Audi E7X: in Cina senza i quattro anelli, fino a 751 km di autonomia e architettura a 900 volt
L’E7X segna il secondo passo di questo esperimento. È il secondo modello di serie del marchio “sorella” di Audi riservato alla Cina, dopo la E5 Sportback, e Audi prevede di portarlo ufficialmente sul palco di Auto China 2026 a Pechino, in programma dal 24 aprile al 3 maggio. Il modello nasce sulla Advanced Digitized Platform, sviluppata congiuntamente da Audi e SAIC, con l’obiettivo di fondere l’ingegneria tedesca con le abitudini digitali cinesi più rapidamente di quanto consentirebbe il tradizionale modello di sviluppo Audi.
Un pacchetto tecnico di peso
Sulla carta, l’E7X entra direttamente nel vivo della sfida tra SUV elettrici premium. Adotta un’architettura a 900 volt e una batteria CATL da 109 kWh, con 300 kW nella versione a trazione posteriore e 500 kW nella variante a trazione integrale. Audi e SAIC hanno costruito il modello attorno a un telaio in alluminio e lo hanno abbinato alla trazione integrale quattro, con l’intento di unire due elementi chiave in questo segmento: prestazioni in accelerazione e quel controllo dinamico che un grande SUV di lusso deve ancora garantire per risultare credibile. Per dimensioni, l’E7X si colloca grossomodo nel territorio della Tesla Model X.
Progettata per parlare la lingua della Cina
I dettagli chiariscono ancora meglio a chi si rivolge. L’E7X offre un sistema di assistenza alla guida supportato da lidar, accesso keyless basato su Face ID, telecamere al posto degli specchietti laterali e un pannello luminoso che trasforma l’animazione di benvenuto in parte dell’identità esterna. Non è un elenco casuale di dotazioni. È un tentativo deliberato di spostare il baricentro dalla qualità meccanica all’esperienza d’uso, perché nel premium cinese un acquirente più giovane può valutare un’auto tanto rispetto a un dispositivo smart quanto rispetto a una tradizionale berlina di lusso.
È qui, in sostanza, che l’E7X si gioca la partita più importante. A marzo, Audi ha ammesso che la concorrenza in Cina resta eccezionalmente feroce e che le consegne nel Paese sono scese del cinque per cento nel 2025. Reuters ha inoltre riportato che l’Audi E5 Sportback ha avuto un avvio più lento del previsto nei primi mesi del 2026, mentre la riconoscibilità del marchio tra i clienti più giovani è ancora in fase di costruzione e i cambiamenti nelle misure di supporto hanno messo sotto pressione la domanda sull’intero mercato. Per questo l’E7X non arriva semplicemente come un nuovo modello. Deve dimostrare che Audi può ricostruire la propria rilevanza in Cina anche quando la vecchia formula del premium tedesco non funziona più automaticamente.

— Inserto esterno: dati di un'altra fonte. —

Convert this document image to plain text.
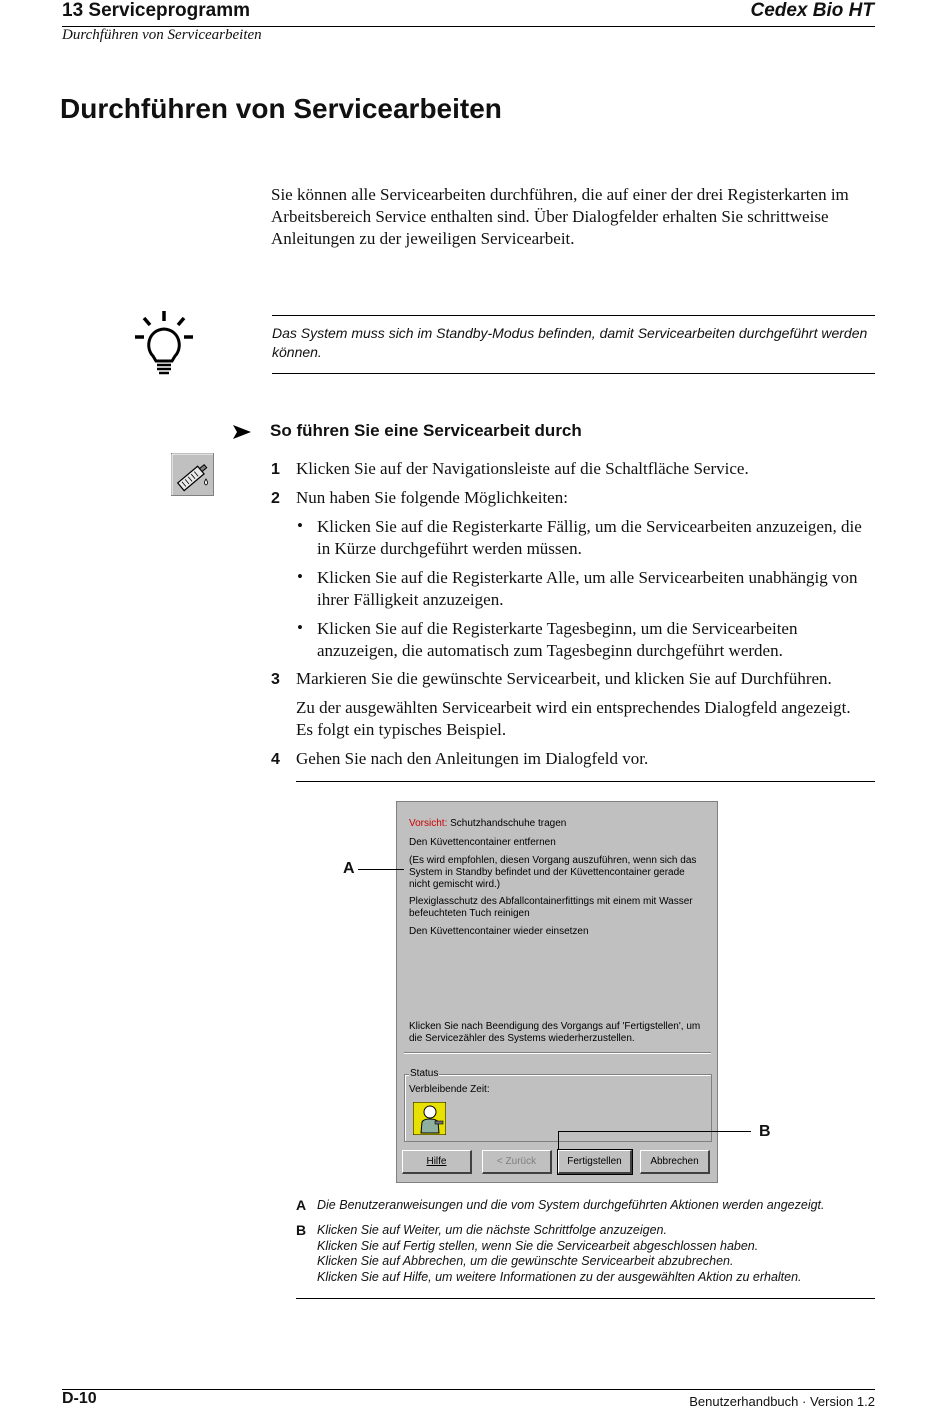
13 Serviceprogramm	Cedex Bio HT
Durchführen von Servicearbeiten
Durchführen von Servicearbeiten
Sie können alle Servicearbeiten durchführen, die auf einer der drei Registerkarten im Arbeitsbereich Service enthalten sind. Über Dialogfelder erhalten Sie schrittweise Anleitungen zu der jeweiligen Servicearbeit.
Das System muss sich im Standby-Modus befinden, damit Servicearbeiten durchgeführt werden können.
So führen Sie eine Servicearbeit durch
1 Klicken Sie auf der Navigationsleiste auf die Schaltfläche Service.
2 Nun haben Sie folgende Möglichkeiten:
• Klicken Sie auf die Registerkarte Fällig, um die Servicearbeiten anzuzeigen, die in Kürze durchgeführt werden müssen.
• Klicken Sie auf die Registerkarte Alle, um alle Servicearbeiten unabhängig von ihrer Fälligkeit anzuzeigen.
• Klicken Sie auf die Registerkarte Tagesbeginn, um die Servicearbeiten anzuzeigen, die automatisch zum Tagesbeginn durchgeführt werden.
3 Markieren Sie die gewünschte Servicearbeit, und klicken Sie auf Durchführen.
Zu der ausgewählten Servicearbeit wird ein entsprechendes Dialogfeld angezeigt. Es folgt ein typisches Beispiel.
4 Gehen Sie nach den Anleitungen im Dialogfeld vor.
Vorsicht: Schutzhandschuhe tragen
Den Küvettencontainer entfernen
(Es wird empfohlen, diesen Vorgang auszuführen, wenn sich das System in Standby befindet und der Küvettencontainer gerade nicht gemischt wird.)
Plexiglasschutz des Abfallcontainerfittings mit einem mit Wasser befeuchteten Tuch reinigen
Den Küvettencontainer wieder einsetzen
Klicken Sie nach Beendigung des Vorgangs auf 'Fertigstellen', um die Servicezähler des Systems wiederherzustellen.
Status
Verbleibende Zeit:
Hilfe	< Zurück	Fertigstellen	Abbrechen
A
B
A Die Benutzeranweisungen und die vom System durchgeführten Aktionen werden angezeigt.
B Klicken Sie auf Weiter, um die nächste Schrittfolge anzuzeigen.
Klicken Sie auf Fertig stellen, wenn Sie die Servicearbeit abgeschlossen haben.
Klicken Sie auf Abbrechen, um die gewünschte Servicearbeit abzubrechen.
Klicken Sie auf Hilfe, um weitere Informationen zu der ausgewählten Aktion zu erhalten.
D-10	Benutzerhandbuch · Version 1.2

Più di un semplice nuovo modello
Audi non sta cercando di esportare una ricetta che ha funzionato in Europa. Sta creando un prodotto nuovo per la Cina, una nuova linea di modelli e, di fatto, un nuovo codice di marca. Rinunciare ai quattro anelli può sembrare strano da una prospettiva europea, ma in Cina aiuta il management di Audi a tracciare una linea più netta rispetto ai costruttori locali, che sviluppano auto elettriche più rapidamente, in modo più aggressivo e con un’impostazione molto più centrata sul software. Le radici tedesche continuano a comunicare qualità, ma oggi le vendite dipendono da un mix in cui facilità d’uso digitale, velocità di ricarica e distinzione visiva contano almeno quanto il prestigio storico.
Ecco perché l’E7X va letto meno come un singolo modello “da notizia” e più come un test decisivo per la strategia Audi in Cina. Se riuscirà a combinare lunga autonomia, ricarica rapida, software convincente e una sensazione davvero premium, il marchio “sorella” potrà diventare un secondo pilastro solido. Se invece i clienti lo percepiranno come l’ennesimo SUV elettrico riproposto per i gusti locali, la strategia senza anelli rischia di trasformarsi in una costosa deviazione in un mercato che si muove più in fretta di quanto qualsiasi costruttore premium europeo abbia davvero voluto ammettere.